A Procuradoria recomenda a imediata abertura de sindicância para apurar os fatos. A operação, deflagrada no último dia 2, desmantelou um esquema de fraude a licitações nos Correios. Entre os documentos entregues está uma lista encontrada nos computadores de ex-funcionários da ECT.
Segundo o Ministério Público, a lista contém informações sobre o provável pagamento de propina por diversas empresas. As investigações apontam ainda a existência de direcionamentos de licitações, pagamento de propina a partidos políticos e a funcionários dos Correios, especificações viciadas, com prejuízos ao patrimônio público, e prestação de informações falsas.
De acordo com a Procuradoria, um dos maiores problemas é a falta de controles internos mais eficazes, principalmente quanto à gestão documental dos procedimentos de contratação.

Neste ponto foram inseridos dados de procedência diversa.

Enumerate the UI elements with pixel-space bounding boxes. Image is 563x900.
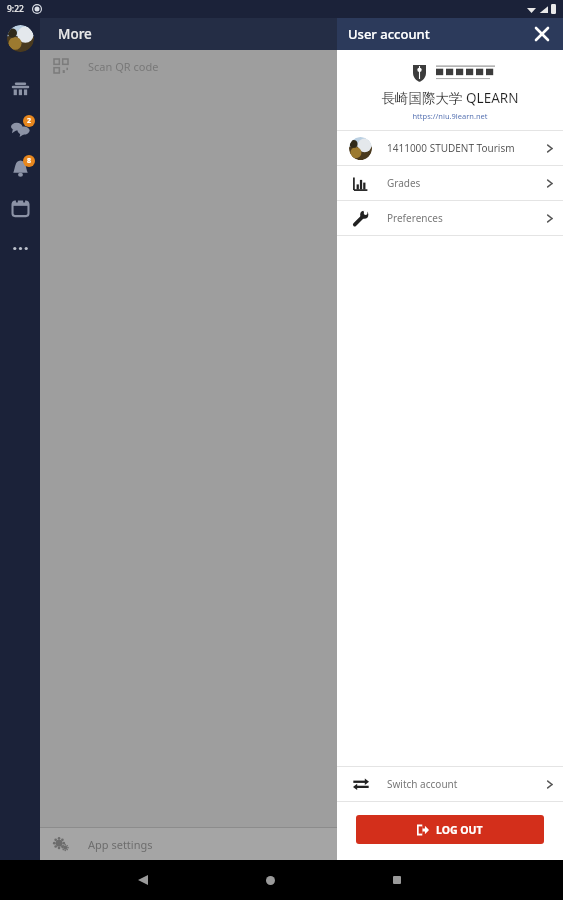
button[interactable]: Dashboard (0, 68, 40, 108)
button[interactable]: Home (253, 863, 287, 897)
staticText: Scan QR code (88, 59, 159, 74)
staticText: 2 (27, 116, 32, 126)
button[interactable]: Profile (7, 25, 34, 52)
staticText: LOG OUT (436, 823, 483, 837)
button[interactable]: 1411000 STUDENT Tourism (337, 131, 563, 165)
button[interactable]: Notifications (0, 148, 40, 188)
button[interactable]: Switch account (337, 767, 563, 801)
staticText: More (58, 25, 92, 43)
button[interactable]: Close (530, 22, 554, 46)
staticText: Grades (387, 176, 421, 190)
staticText: User account (348, 25, 430, 43)
button[interactable]: App settings (40, 828, 563, 860)
button[interactable]: Messages (0, 108, 40, 148)
button[interactable]: Calendar (0, 188, 40, 228)
button[interactable]: Back (126, 863, 160, 897)
staticText: 1411000 STUDENT Tourism (387, 141, 515, 155)
button[interactable]: LOG OUT (356, 815, 544, 844)
staticText: 長崎国際大学 QLEARN (337, 89, 563, 107)
staticText: 8 (27, 156, 32, 166)
button[interactable]: Scan QR code (40, 50, 563, 82)
staticText: https://niu.9learn.net (337, 111, 563, 121)
staticText: Preferences (387, 211, 443, 225)
button[interactable]: Grades (337, 166, 563, 200)
staticText: App settings (88, 837, 153, 852)
button[interactable]: More (0, 228, 40, 268)
button[interactable]: Recents (380, 863, 414, 897)
staticText: 9:22 (7, 3, 24, 15)
staticText: Switch account (387, 777, 458, 791)
button[interactable]: Preferences (337, 201, 563, 235)
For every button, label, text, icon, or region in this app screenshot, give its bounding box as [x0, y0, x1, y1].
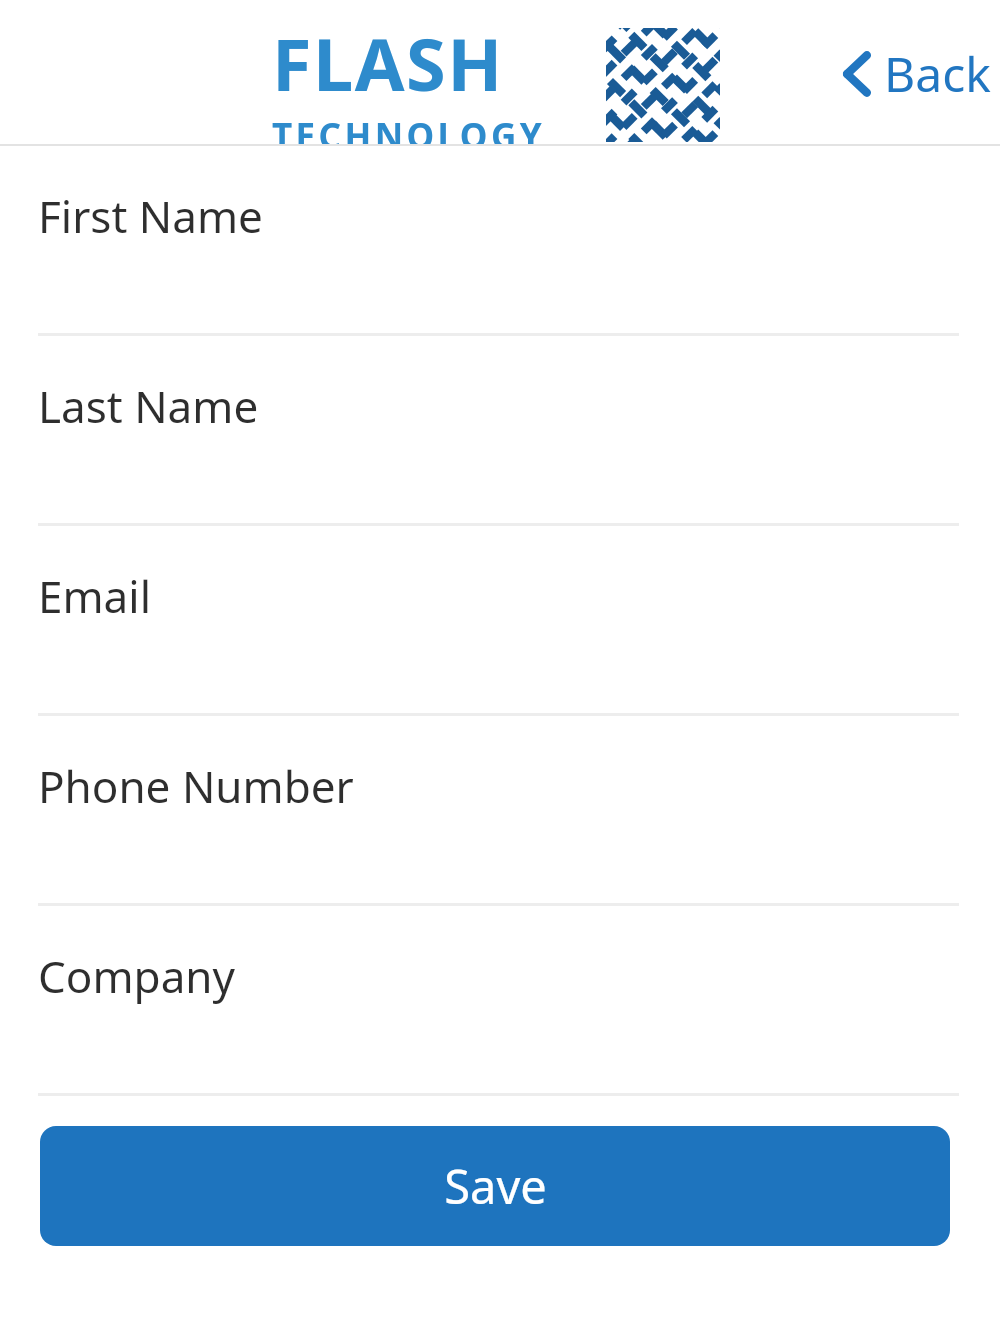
staticText: Save — [444, 1154, 547, 1218]
other: Back — [840, 48, 872, 100]
staticText: Back — [884, 41, 991, 106]
button[interactable]: Last Name — [0, 336, 1000, 526]
button[interactable]: Email — [0, 526, 1000, 716]
button[interactable]: Back — [834, 33, 997, 114]
staticText: Company — [38, 946, 235, 1006]
button[interactable]: Save — [40, 1126, 950, 1246]
staticText: Phone Number — [38, 756, 354, 816]
staticText: First Name — [38, 186, 263, 246]
button[interactable]: Company — [0, 906, 1000, 1096]
staticText: Email — [38, 566, 151, 626]
button[interactable]: Phone Number — [0, 716, 1000, 906]
staticText: Last Name — [38, 376, 259, 436]
button[interactable]: First Name — [0, 146, 1000, 336]
staticText: TECHNOLOGY — [272, 112, 545, 146]
staticText: FLASH — [272, 14, 504, 112]
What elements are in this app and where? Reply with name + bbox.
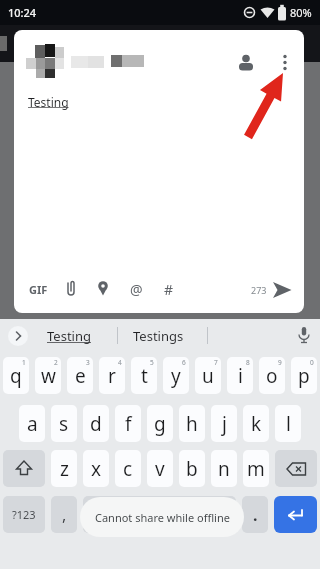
staticText: a	[27, 411, 38, 437]
staticText: y	[171, 363, 181, 389]
staticText: b	[186, 456, 198, 482]
staticText: f	[125, 411, 132, 437]
staticText: z	[60, 456, 69, 482]
staticText: 6	[182, 358, 186, 367]
staticText: w	[41, 363, 56, 389]
button[interactable]	[280, 52, 290, 74]
button[interactable]: GIF	[29, 282, 48, 297]
button[interactable]	[297, 326, 311, 345]
staticText: h	[186, 411, 198, 437]
staticText: c	[123, 456, 133, 482]
staticText: g	[154, 411, 166, 437]
staticText: o	[266, 363, 278, 389]
staticText: v	[155, 456, 165, 482]
button[interactable]: c	[115, 450, 141, 487]
staticText: 5	[150, 358, 154, 367]
staticText: @	[130, 280, 143, 298]
staticText: 9	[278, 358, 282, 367]
staticText: 80%	[290, 5, 312, 20]
staticText: 7	[214, 358, 218, 367]
button[interactable]	[238, 52, 254, 70]
staticText: t	[141, 363, 148, 389]
button[interactable]: t	[131, 357, 157, 394]
button[interactable]: @	[128, 280, 145, 298]
button[interactable]: e	[67, 357, 93, 394]
button[interactable]: p	[291, 357, 317, 394]
button[interactable]	[274, 496, 317, 533]
staticText: s	[59, 411, 69, 437]
staticText: x	[91, 456, 102, 482]
staticText: j	[222, 411, 227, 437]
staticText: .	[253, 504, 258, 526]
staticText: e	[75, 363, 86, 389]
button[interactable]: n	[211, 450, 237, 487]
button[interactable]	[64, 279, 78, 299]
button[interactable]: h	[179, 405, 205, 442]
button[interactable]: u	[195, 357, 221, 394]
button[interactable]	[3, 450, 45, 487]
button[interactable]: Testings	[133, 327, 184, 345]
button[interactable]: s	[51, 405, 77, 442]
button[interactable]: a	[19, 405, 45, 442]
button[interactable]: m	[243, 450, 269, 487]
button[interactable]: q	[3, 357, 29, 394]
staticText: 1	[22, 358, 26, 367]
staticText: Cannot share while offline	[95, 510, 230, 525]
staticText: 10:24	[8, 5, 37, 20]
button[interactable]	[8, 326, 28, 346]
staticText: Testing	[28, 94, 69, 110]
button[interactable]: l	[275, 405, 301, 442]
staticText: ,	[62, 504, 67, 526]
button[interactable]: v	[147, 450, 173, 487]
button[interactable]	[273, 281, 292, 299]
staticText: n	[218, 456, 230, 482]
staticText: q	[10, 363, 22, 389]
button[interactable]: y	[163, 357, 189, 394]
button[interactable]: x	[83, 450, 109, 487]
button[interactable]: #	[160, 280, 177, 298]
button[interactable]	[275, 450, 317, 487]
button[interactable]: ,	[51, 496, 77, 533]
button[interactable]: o	[259, 357, 285, 394]
staticText: k	[251, 411, 262, 437]
button[interactable]	[96, 280, 110, 298]
button[interactable]: ?123	[3, 496, 45, 533]
button[interactable]: z	[51, 450, 77, 487]
button[interactable]: .	[242, 496, 268, 533]
staticText: 2	[54, 358, 58, 367]
button[interactable]: k	[243, 405, 269, 442]
button[interactable]	[83, 496, 236, 533]
button[interactable]: r	[99, 357, 125, 394]
staticText: p	[298, 363, 310, 389]
staticText: 0	[310, 358, 314, 367]
staticText: d	[90, 411, 102, 437]
button[interactable]: i	[227, 357, 253, 394]
staticText: 8	[246, 358, 250, 367]
staticText: i	[238, 363, 243, 389]
button[interactable]: j	[211, 405, 237, 442]
staticText: m	[247, 456, 265, 482]
button[interactable]: w	[35, 357, 61, 394]
staticText: 4	[118, 358, 122, 367]
staticText: l	[286, 411, 291, 437]
staticText: u	[202, 363, 214, 389]
staticText: 3	[86, 358, 90, 367]
staticText: #	[164, 280, 174, 298]
button[interactable]: d	[83, 405, 109, 442]
staticText: ?123	[12, 507, 36, 522]
staticText: 273	[251, 284, 267, 296]
button[interactable]: b	[179, 450, 205, 487]
button[interactable]: g	[147, 405, 173, 442]
staticText: r	[108, 363, 116, 389]
button[interactable]: Testing	[47, 327, 91, 345]
button[interactable]: f	[115, 405, 141, 442]
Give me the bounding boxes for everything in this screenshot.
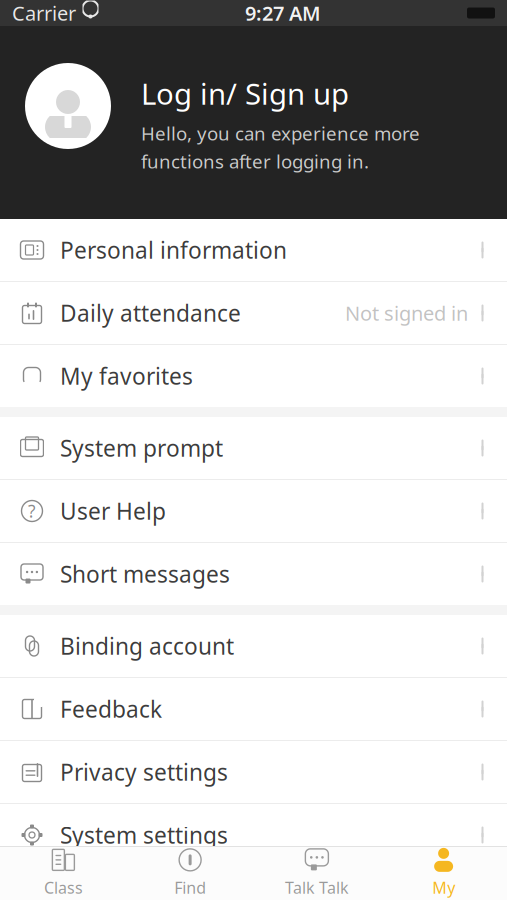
staticText: Personal information bbox=[60, 235, 287, 265]
staticText: functions after logging in. bbox=[141, 149, 369, 174]
button[interactable]: Find bbox=[127, 846, 254, 900]
staticText: ? bbox=[28, 500, 36, 522]
button[interactable]: System prompt bbox=[0, 417, 507, 479]
staticText: Binding account bbox=[60, 631, 234, 661]
staticText: Not signed in bbox=[345, 300, 468, 326]
staticText: System settings bbox=[60, 820, 228, 850]
staticText: Hello, you can experience more bbox=[141, 121, 420, 146]
staticText: User Help bbox=[60, 496, 166, 526]
button[interactable]: Feedback bbox=[0, 678, 507, 740]
staticText: My favorites bbox=[60, 361, 193, 391]
staticText: Short messages bbox=[60, 559, 230, 589]
button[interactable]: System settings bbox=[0, 804, 507, 866]
button[interactable]: Binding account bbox=[0, 615, 507, 677]
button[interactable]: ? bbox=[0, 480, 507, 542]
staticText: Class bbox=[44, 877, 83, 898]
staticText: Feedback bbox=[60, 694, 162, 724]
staticText: Privacy settings bbox=[60, 757, 228, 787]
button[interactable]: Talk Talk bbox=[254, 846, 380, 900]
staticText: Carrier bbox=[12, 0, 76, 26]
button[interactable]: Short messages bbox=[0, 543, 507, 605]
staticText: My bbox=[432, 877, 455, 898]
button[interactable]: Class bbox=[0, 846, 127, 900]
staticText: Find bbox=[174, 877, 206, 898]
button[interactable]: Personal information bbox=[0, 219, 507, 281]
button[interactable]: Log in/ Sign up bbox=[0, 26, 507, 219]
button[interactable]: Daily attendance bbox=[0, 282, 507, 344]
button[interactable]: My bbox=[380, 846, 507, 900]
button[interactable]: My favorites bbox=[0, 345, 507, 407]
staticText: Daily attendance bbox=[60, 298, 241, 328]
button[interactable]: Privacy settings bbox=[0, 741, 507, 803]
staticText: Log in/ Sign up bbox=[141, 74, 349, 113]
staticText: Talk Talk bbox=[285, 877, 349, 898]
staticText: 9:27 AM bbox=[245, 0, 321, 26]
staticText: System prompt bbox=[60, 433, 223, 463]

Além disso, para o Ministério Público, a insuficiência numérica de auditores e a inexistência de órgãos específicos de auditoria nas diretorias regionais podem facilitar as fraudes.
A ação da PF ocorreu no Rio de Janeiro, Distrito Federal, São Paulo e Pernambuco e cumpriu 25 mandados de busca e apreensão e cinco mandados de prisões temporárias, expedidos pela 10ª Vara da Justiça Federal do DF.
A Operação Selo foi uma continuação das investigações iniciadas com o escândalo que envolveu Maurício Marinho, ex-chefe de departamento dos Correios. O escândalo veio à tona em maio de 2005, quando uma reportagem da revista “Veja” revelou trechos de uma fita de vídeo que mostrava Marinho descrevendo um esquema de fraude em licitações na estatal. Na fita, ele recebia R$ 3 mil de propina e afirmava que as negociatas se davam com o respaldo do então deputado federal Roberto Jefferson (PTB). Acuado, Jefferson decidiu sair para o ataque contra o governo federal. Em entrevista à Folha, no início de junho do mesmo ano, denunciou um suposto esquema de pagamento de mesada a parlamentares da base aliada em troca de apoio político – o mensalão.